OLG Schleswig sur la cession du droit à exonération, réf. 16 U 93/23
La cession d’un droit à exonération issue de l’assurance D&O suspend la prescription de la réclamation du droit à réparation de l’entreprise victime. C’est ce qu’a décidé la Cour d’appel du Schleswig-Holstein dans un arrêt du 26 février 2024 (réf. : 16 U 93/23).
Les directeurs et autres organes de direction d’une entreprise supportent régulièrement un grand risque de responsabilité. Ils peuvent être tenus responsables sur leur patrimoine personnel aussi bien en cas de revendications de tiers que pour des réclamations internes de la société contre leurs organes de direction. Pour réduire le risque de responsabilité, une assurance D&O est régulièrement souscrite pour les directeurs, administrateurs ou conseils de surveillance, explique l’avocat Michael Rainer, consultant pour le droit des sociétés chez le cabinet d’avocats d’affaires MTR Legal.
Suspension de la prescription
Dans l’affaire devant la Cour d’appel de Schleswig, il s’agissait également de la prescription de la réclamation du droit à réparation de l’entreprise contre son directeur, après que ce dernier a cédé son droit à exonération issu de l’assurance D&O à l’entreprise. La Cour d’appel a constaté que la prescription de la réclamation est suspendue par la cession pour la durée de la poursuite de la requête auprès de l’assurance D&O. Pendant cette période, une procédure de responsabilité contre le directeur est également irrecevable. En outre, la cession du droit à exonération établit un soi-disant ‘pactum de non petendo’ ou accord de suspension entre les parties. Ainsi, l’entreprise s’engage à ne pas agir contre le directeur tant qu’il est possible de faire valoir la réclamation auprès de l’assurance, selon la Cour d’appel de Schleswig.
La décision reposait sur le fait suivant : Dans une grande boulangerie en forme de GmbH, un grand incendie s’est déclaré en août 2018. La couverture d’assurance pour la boulangerie n’était pas suffisante, au point que l’assureur n’a couvert qu’une partie du dommage et que la GmbH a dû supporter le reste. Comme son dirigeant était apparemment responsable de la couverture d’assurance insuffisante, la GmbH l’a tenu personnellement responsable.
La GmbH avait souscrit une assurance D&O pour son directeur. Le directeur a cédé son droit à exonération issu de l’assurance D&O à la GmbH. Toutefois, l’assureur a refusé de prendre en charge en affirmant que le directeur n’avait pas manqué à ses obligations. La GmbH a donc intenté une action en remboursement des coûts.
Violation de devoir par le directeur
Dans ce cadre, la société a fait valoir que le directeur devait être tenu responsable envers elle car il avait manqué à ses obligations. Il était par conséquent responsable envers la société en vertu du § 43 al. 2 de la GmbHG pour le dommage causé. En tant que directeur, il était de sa responsabilité de veiller à une couverture d’assurance suffisante. Il aurait dû remarquer que les fours de la boulangerie n’étaient pas couverts par l’assurance du bâtiment et aurait dû s’efforcer de faire modifier la police en conséquence.
La plainte a été couronnée de succès en première instance.
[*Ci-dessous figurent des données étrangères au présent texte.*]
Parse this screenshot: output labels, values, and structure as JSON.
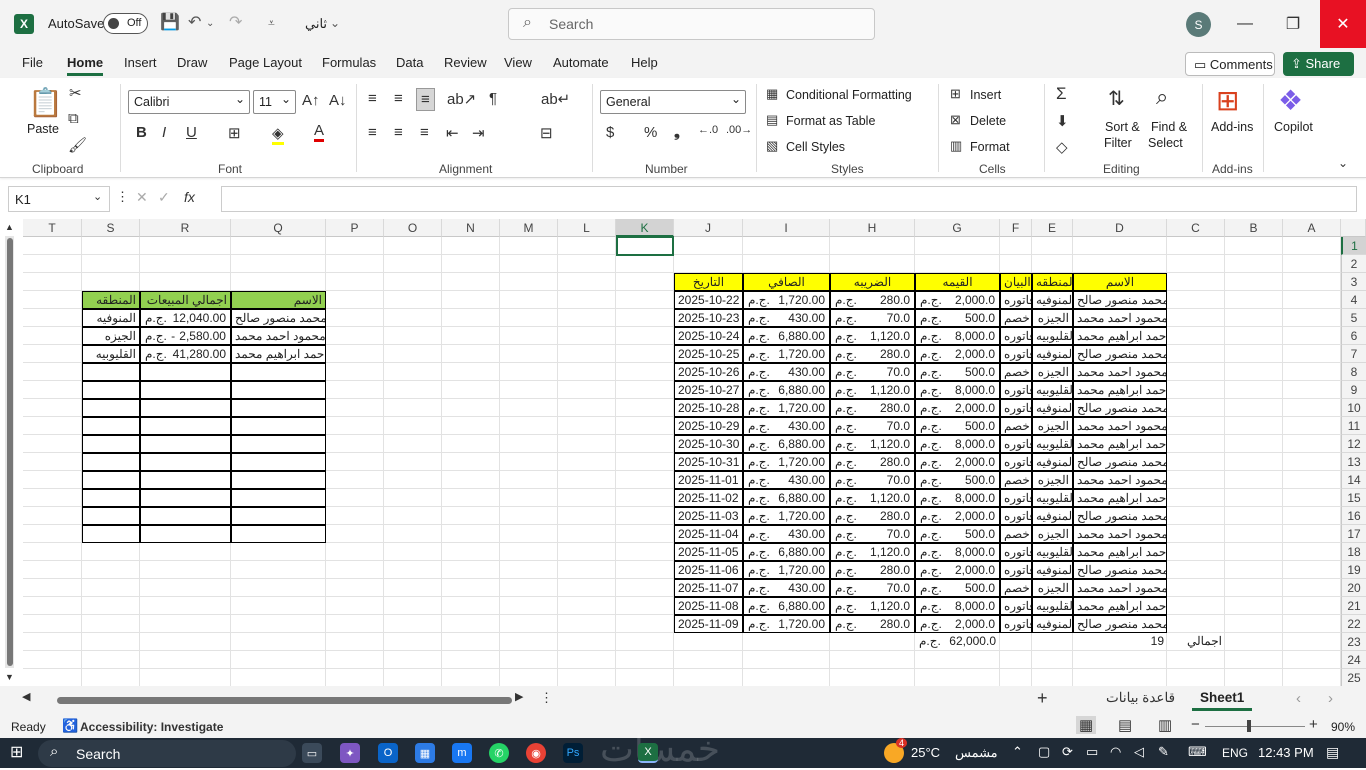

Le directeur n’aurait pas dû se fier à sa présomption selon laquelle les fours étaient assurés par l’assurance du bâtiment. Il aurait dû vérifier cela et adapter en conséquence l’étendue de la couverture d’assurance. Ayant omis cela, il a manqué à ses obligations. Il a cédé son droit à exonération issu de l’assurance D&O à la GmbH. Celle-ci avait donc une réclamation de paiement contre l’assurance, a décidé le tribunal de Kiel.
Réclamation de paiement contre l’assureur
L’appel de l’assureur devant la Cour d’appel de Schleswig est resté infructueux. La Cour d’appel a essentiellement confirmé le jugement de première instance. Le directeur avait manqué à ses obligations et était donc responsable envers la société pour dommages-intérêts. Étant donné qu’il avait valablement cédé son droit à exonération contre l’assurance à la GmbH, celle-ci avait une réclamation de paiement contre l’assureur.
L’OLG a également souligné que la réclamation en responsabilité de l’entreprise contre son directeur n’était pas encore prescrite. Le délai de prescription de cinq ans pour les réclamations en responsabilité avait certes expiré. Cependant, en cédant le droit à exonération, le directeur et la GmbH avaient conclu un soi-disant ‘pactum de non petendo’. Par cet accord de suspension, la société ne peut faire valoir de réclamations contre le directeur tant qu’il est possible d’obtenir des dommages-intérêts de l’assureur. Cela entraîne également la suspension de la prescription de la réclamation contre le directeur.